Sunday, November 18, 2012

Thanks. Giving.


My pastor opened her sermon today by recalling a Thanksgiving season a few years ago when she was idly reading magazine headlines in line at the grocery store. The giant banner headline on one of the magazines proudly proclaimed: “Happy Thanksgetting!” The associated article encouraged readers to splurge on themselves as a way to celebrate the holiday. Our society, which is so focused on getting things for ourselves, and on getting more and more things, has one day in the year when we focus on being thankful for what we have and on sharing our bounty with others, especially those less fortunate than ourselves, and this magazine was attempting to turn it into yet another day of self-centeredness, consumerism, and greed.

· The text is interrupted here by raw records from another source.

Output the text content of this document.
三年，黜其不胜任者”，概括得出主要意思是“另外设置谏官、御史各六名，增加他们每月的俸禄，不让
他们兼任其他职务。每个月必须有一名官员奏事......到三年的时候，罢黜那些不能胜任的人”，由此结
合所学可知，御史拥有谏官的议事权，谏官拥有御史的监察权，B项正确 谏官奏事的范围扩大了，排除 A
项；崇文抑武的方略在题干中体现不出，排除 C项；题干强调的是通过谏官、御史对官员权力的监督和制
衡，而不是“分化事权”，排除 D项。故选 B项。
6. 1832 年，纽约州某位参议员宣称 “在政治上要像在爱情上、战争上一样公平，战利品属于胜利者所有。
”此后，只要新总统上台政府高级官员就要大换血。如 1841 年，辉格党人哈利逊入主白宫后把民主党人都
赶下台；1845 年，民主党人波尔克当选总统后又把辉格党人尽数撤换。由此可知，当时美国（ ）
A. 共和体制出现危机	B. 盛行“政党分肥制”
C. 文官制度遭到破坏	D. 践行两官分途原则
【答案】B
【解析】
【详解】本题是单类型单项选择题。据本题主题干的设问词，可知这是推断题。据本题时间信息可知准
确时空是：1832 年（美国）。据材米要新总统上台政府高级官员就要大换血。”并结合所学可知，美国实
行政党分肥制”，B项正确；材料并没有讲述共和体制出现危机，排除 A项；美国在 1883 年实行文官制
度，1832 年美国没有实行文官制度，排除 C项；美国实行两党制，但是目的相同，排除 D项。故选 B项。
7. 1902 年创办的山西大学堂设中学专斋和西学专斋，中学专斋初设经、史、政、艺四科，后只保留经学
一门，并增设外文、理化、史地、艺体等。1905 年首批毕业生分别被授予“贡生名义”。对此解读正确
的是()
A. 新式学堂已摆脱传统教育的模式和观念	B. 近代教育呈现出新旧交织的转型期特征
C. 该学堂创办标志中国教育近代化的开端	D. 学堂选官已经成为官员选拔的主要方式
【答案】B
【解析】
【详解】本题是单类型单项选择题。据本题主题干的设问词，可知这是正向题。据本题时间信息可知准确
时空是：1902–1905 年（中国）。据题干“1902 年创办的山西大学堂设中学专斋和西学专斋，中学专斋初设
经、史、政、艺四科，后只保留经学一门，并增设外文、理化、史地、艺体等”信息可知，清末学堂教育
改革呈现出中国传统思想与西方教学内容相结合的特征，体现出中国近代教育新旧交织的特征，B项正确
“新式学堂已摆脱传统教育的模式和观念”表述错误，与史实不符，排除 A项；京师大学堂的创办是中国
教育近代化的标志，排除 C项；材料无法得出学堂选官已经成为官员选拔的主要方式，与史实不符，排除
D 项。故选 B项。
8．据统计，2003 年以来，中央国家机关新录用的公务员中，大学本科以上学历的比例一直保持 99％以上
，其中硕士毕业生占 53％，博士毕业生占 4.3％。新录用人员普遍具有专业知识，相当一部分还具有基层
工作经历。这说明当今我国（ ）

Instead of changing the holiday from Thanksgiving to Thanksgetting, the pastor went on, we as Christians should change the day from Thanksgiving to “Thanks. Giving.” We should not only be giving thanks for what we have, but we should be sharing what we have with others. After all, the first Thanksgiving was a meal where the Pilgrims shared the bounty of their harvest with those who had helped them attain that bounty, and also where the native Americans shared the bounty of their own hunting and agricultural skills. They were thankful for what they had, and they were sharing what they had with others.

There is nothing wrong with spending the Thanksgiving season being grateful for our health, our family, our jobs, our homes, and our clothes. But how much richer the holiday is when we also share what we have. This Thanksgiving, as I think of how thankful I am that my children are healthy, I will take a few dollars that I might have spent on buying them yet another toy or another outfit that they really don’t need, and give it to a cause that will help other children stay or get healthy. As I buy all the fixings for our Thanksgiving dinner, I will buy some extra for those families who struggle to put even a simple meal on the table. As I enjoy having my husband home from work for the holiday, I will remember all those who are home every day because they can’t find jobs, and I will search through my closet for my “work clothes” that I no longer need and give them to someone who doesn’t have appropriate clothes for a job interview.

I will be thankful, and I will give. Because that’s a wonderful and meaningful way for me to celebrate this holiday: Thanks. Giving.